Our Downtown LA immersive audio walk, Ni de Aquí, Ni de Allá tells the story of how over a million people were coerced into returning to Mexico in the 1930s. Sixty percent of these “repatriates” were American-born children—US citizens. Many had never been to Mexico; many did not speak Spanish. Immigration raids in public squares were intended to terrorize the community; the only help offered to poor Mexican families was a one-way ticket across the southern border. The shame felt by many of those who were forced to leave silenced them for decades: it was only in the 1970s that the survivors began to talk about the lasting trauma of their “repatriation.”
The US has always treated its Mexican workforce as expendable. By the 1940s, a decade after the repatriations, the bracero program was actively recruiting Mexican labor to fill the worker shortages caused by WWII. Then the economic winds shifted, and President Eisenhower launched another deportation effort, the notorious Operation Wetback. This is one way in which Trump’s promises depart from historical precedent. As economists have noted, it’s likely that far from saving American jobs, mass deportations in 2025 would tip the US economy into crisis.
Today, 1 in 20 Californians is an irregular migrant. When it comes to Californian workers, that figure rises to 1 in 10. Irregular immigrants are part of our California. They grow our food, build our houses, clean our homes and care for our children.
That’s why the histories we uncover at the California Migration Museum are so important; they illuminate the consequences that might follow from the choices we're about to make. Learning from the less palatable parts of our shared past is often messy, complicated, and uncomfortable. But it’s vitally important. As our narrator Karla Estrada reminds us at the end of our Downtown LA tour: when we don’t remember our history, we are condemned to repeat it.

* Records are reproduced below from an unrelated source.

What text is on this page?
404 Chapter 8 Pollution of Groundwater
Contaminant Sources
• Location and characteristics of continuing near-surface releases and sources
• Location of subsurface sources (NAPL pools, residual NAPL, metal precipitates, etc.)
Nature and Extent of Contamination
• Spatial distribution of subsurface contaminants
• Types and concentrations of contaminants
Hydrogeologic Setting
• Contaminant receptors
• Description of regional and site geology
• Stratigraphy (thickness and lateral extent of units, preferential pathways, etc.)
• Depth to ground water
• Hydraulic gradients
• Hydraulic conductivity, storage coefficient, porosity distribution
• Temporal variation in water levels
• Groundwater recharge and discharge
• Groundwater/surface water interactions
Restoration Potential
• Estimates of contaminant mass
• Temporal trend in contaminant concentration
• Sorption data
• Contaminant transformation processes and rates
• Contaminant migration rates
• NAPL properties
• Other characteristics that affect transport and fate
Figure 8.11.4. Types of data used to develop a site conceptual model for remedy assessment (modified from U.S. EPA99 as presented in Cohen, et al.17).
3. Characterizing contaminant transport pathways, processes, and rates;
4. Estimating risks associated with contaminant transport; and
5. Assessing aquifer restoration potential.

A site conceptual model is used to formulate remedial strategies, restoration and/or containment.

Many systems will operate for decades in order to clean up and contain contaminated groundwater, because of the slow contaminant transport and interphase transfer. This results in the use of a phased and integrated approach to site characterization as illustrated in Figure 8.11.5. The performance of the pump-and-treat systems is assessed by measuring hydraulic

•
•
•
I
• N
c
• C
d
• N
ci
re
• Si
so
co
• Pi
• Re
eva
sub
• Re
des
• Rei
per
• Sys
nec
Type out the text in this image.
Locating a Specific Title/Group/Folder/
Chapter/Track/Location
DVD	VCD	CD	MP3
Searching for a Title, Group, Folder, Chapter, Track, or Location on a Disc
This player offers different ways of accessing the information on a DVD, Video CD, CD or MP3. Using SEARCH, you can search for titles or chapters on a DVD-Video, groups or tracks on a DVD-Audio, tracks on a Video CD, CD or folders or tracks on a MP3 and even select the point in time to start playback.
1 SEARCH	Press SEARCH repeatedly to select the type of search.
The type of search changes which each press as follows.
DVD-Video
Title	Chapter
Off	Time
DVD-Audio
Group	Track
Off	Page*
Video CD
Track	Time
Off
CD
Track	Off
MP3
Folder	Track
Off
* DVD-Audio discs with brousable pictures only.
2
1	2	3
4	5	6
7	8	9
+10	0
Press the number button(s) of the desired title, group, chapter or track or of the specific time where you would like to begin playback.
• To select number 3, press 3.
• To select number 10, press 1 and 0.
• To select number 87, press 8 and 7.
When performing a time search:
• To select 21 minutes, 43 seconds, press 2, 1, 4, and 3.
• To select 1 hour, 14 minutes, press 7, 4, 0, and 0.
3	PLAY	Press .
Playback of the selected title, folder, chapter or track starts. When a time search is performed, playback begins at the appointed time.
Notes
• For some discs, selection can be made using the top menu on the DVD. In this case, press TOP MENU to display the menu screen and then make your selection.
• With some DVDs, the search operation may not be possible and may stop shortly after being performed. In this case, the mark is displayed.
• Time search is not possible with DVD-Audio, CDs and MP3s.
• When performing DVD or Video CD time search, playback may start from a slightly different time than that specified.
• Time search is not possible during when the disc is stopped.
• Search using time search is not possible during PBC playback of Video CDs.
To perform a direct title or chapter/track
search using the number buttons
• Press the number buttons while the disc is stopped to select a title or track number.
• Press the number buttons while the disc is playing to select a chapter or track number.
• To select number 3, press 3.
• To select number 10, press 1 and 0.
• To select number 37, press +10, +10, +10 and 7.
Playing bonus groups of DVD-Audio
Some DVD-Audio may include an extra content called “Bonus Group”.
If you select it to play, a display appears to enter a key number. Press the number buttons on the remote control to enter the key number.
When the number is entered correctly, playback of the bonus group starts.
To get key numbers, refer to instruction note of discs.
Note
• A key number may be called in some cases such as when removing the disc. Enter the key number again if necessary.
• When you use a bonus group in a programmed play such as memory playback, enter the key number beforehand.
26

Irregular? Undocumented? Unauthorized?
If you’re confused about the “right” way to talk about immigrants who don’t have legal status, you’re not alone. Many, many papers have been written on the subject! (Also see: who is a refugee?)
At the California Migration Museum we never talk about “illegal” human beings. We also think undocumented is an increasingly inaccurate term. Many immigrants without legal status still have documents from their country of origin and in California, they are also able to apply for and receive driver’s licenses issued by the state.
Instead, we use both irregular and unauthorized. These are words that can reflect many different immigration profiles for non-US citizens, and may not involve rushing across a physical border (such as overstaying a visa, or working while on a student visa).